Taman Nasional Bukit Barisan Selatan (TNBBS) adalah salah satu dari tiga Taman Nasional yang menjadi bagian dari kawasan Hutan Hujan Tropis Sumatera. Taman yang terletak di ujung barat daya pulau Sumatera ini dan tercatat sebagai salah satu situs Warisan Dunia dalam keadaan bahaya oleh UNESCO sejak tahun 2011 kembali menggemparkan dunia dengan kabar kematian para penghuni taman-nya. Bulan Maret 2015 dunia dikejutkan dengan adanya temuan seekor Harimau Sumatera (Panthera Tigris Sumatrae) di Resor Sekincau TNBBS, ditemukan dalam keadaan terluka parah dengan kaki bagian paha sebelah dalam, sekitar alat kelamin dan rahang bagian bawah hampir saja membusuk. Setelah sang harimau yang sakit itu dibawa ke Bandar Lampung untuk dirawat, dalam hitungan jam akhirnya harus menghembuskan nafas terakhir.
Hampir dua minggu berlalu sudah sejak kabar kematian Gajah Yongki yang menghebohkan dunia netizen dengan tagar #RIPYongki, termasuk juga di kalangan para artis/selebritis yang ikut mengecam tindakan si pembunuh gajah yang bejat itu. Seperti diketahui, Yongki adalah seekor gajah liar yang berhasil dididik dan dibina untuk menjadi bagian dari Tim Pasukan Gajah Reaksi Cepat (Elephant Flying Squad atau EFS) milik TNBBS, sebuah tim yang dibentuk dalam upaya penyelesaian konflik gajah liar dengan manusia. Untuk mengenal EFS lebih lanjut, pembaca dipersilahkan menelusuri tulisan ini.

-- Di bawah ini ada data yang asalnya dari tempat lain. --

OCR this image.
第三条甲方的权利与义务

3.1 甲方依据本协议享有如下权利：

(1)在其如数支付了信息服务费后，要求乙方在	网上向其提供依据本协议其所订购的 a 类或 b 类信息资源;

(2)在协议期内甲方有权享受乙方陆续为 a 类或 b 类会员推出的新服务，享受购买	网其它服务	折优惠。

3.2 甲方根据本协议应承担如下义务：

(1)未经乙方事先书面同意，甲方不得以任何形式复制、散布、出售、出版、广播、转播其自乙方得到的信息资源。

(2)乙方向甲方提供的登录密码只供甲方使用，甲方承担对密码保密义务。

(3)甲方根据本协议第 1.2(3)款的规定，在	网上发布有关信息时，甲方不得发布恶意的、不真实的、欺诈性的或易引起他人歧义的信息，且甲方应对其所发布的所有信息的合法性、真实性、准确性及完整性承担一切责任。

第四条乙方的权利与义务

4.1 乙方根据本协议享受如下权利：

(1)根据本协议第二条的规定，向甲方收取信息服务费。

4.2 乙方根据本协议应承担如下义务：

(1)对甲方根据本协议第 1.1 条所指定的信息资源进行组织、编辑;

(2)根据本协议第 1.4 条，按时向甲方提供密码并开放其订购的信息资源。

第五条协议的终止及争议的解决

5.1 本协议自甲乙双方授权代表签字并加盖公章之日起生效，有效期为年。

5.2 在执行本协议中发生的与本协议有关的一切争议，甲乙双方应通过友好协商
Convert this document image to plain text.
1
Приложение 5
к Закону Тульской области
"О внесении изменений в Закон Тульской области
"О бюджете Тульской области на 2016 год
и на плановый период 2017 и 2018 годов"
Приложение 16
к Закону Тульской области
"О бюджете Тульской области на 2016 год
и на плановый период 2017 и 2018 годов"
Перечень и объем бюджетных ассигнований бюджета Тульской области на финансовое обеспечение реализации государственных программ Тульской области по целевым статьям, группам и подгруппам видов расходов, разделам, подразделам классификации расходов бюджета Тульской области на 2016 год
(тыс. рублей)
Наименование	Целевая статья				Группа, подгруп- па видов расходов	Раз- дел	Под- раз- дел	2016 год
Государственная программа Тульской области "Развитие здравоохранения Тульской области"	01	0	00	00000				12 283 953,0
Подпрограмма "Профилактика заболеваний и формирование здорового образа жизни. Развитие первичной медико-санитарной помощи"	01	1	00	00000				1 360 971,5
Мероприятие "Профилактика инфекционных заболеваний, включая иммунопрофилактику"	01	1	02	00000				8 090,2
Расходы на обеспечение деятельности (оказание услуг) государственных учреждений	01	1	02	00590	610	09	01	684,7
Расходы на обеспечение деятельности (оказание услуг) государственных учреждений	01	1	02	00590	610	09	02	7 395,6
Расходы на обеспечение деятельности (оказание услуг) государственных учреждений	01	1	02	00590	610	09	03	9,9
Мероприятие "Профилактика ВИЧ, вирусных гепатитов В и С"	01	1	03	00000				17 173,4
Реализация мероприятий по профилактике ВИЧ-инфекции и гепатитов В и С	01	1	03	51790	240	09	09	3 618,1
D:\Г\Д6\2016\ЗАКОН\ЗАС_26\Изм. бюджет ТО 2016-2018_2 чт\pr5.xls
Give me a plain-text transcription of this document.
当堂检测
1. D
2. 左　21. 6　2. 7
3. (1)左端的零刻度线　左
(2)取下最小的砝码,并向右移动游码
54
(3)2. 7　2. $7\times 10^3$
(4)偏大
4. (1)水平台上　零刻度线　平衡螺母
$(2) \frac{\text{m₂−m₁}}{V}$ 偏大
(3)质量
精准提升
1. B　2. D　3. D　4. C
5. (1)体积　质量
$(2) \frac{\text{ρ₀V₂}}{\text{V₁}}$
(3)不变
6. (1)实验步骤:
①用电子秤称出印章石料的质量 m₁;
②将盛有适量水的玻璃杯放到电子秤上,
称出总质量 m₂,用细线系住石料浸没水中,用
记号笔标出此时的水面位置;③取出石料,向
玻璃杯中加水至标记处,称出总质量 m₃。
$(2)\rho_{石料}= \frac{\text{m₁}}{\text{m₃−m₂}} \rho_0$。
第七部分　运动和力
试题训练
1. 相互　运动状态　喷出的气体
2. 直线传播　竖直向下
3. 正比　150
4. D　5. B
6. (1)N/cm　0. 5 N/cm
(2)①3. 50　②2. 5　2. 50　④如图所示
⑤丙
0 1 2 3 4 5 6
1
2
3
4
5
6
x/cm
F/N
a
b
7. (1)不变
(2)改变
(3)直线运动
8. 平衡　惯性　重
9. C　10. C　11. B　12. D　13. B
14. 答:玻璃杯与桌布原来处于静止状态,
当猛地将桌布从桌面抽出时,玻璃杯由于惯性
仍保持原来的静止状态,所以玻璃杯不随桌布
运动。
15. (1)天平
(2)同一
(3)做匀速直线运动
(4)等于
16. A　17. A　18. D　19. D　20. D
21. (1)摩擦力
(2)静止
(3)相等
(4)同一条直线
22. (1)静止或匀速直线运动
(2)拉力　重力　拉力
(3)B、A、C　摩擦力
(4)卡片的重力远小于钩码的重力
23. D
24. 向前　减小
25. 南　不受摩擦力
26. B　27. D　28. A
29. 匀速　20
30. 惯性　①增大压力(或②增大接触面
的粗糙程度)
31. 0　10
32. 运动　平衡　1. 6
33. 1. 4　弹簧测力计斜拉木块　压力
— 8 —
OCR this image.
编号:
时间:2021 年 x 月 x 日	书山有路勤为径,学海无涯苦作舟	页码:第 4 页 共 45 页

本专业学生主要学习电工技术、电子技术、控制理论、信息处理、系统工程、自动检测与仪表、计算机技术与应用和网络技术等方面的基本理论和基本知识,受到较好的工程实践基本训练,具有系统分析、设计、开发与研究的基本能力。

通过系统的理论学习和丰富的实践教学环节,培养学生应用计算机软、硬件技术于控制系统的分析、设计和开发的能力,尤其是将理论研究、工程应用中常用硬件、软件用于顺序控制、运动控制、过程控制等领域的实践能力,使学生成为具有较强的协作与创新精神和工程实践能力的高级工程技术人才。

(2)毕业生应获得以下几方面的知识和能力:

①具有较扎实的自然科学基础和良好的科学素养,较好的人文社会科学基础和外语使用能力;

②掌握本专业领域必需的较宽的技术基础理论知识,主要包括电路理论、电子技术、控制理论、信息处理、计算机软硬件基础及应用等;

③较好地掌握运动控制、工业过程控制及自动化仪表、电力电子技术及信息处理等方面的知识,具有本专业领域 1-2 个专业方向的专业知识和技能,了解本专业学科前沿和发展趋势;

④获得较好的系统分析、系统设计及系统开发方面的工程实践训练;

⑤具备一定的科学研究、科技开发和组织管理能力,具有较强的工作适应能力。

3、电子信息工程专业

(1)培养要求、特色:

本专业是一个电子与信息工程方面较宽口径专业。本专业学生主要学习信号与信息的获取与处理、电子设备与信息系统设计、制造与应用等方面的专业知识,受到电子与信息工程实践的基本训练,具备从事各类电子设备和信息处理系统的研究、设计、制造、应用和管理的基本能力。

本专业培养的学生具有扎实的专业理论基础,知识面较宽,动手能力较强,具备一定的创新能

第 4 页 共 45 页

Berdasarkan pemberitaan Kompas.com, Posko Pemantauan TNBBS wilayah Pemerihan, Lampung Barat, lokasi ditemukannya tubuh gajah Yongki pada hari Jumat pagi (18/09) disatroni pencuri sekitar pukul 04.00 pagi dinihari. Mereka membunuh gajah Yongki dan mencabut gadingnya. Namun, benarkah demikian adanya?
Jejak pertama, lokasi kematian gajah Yongki tidak jauh dari area pos pengawasan Resor Pemerihan TNBBS. Lokasi ini hanya berjarak sekitar tiga ratus meter di belakang Pos yang dimaksud. Info yang beredar di lapangan menyebutkan adanya usaha memisahkan Yongki si gajah jantan dari teman-temannya pada Kamis malam itu dengan alasan Yongki dalam keadaan birahi.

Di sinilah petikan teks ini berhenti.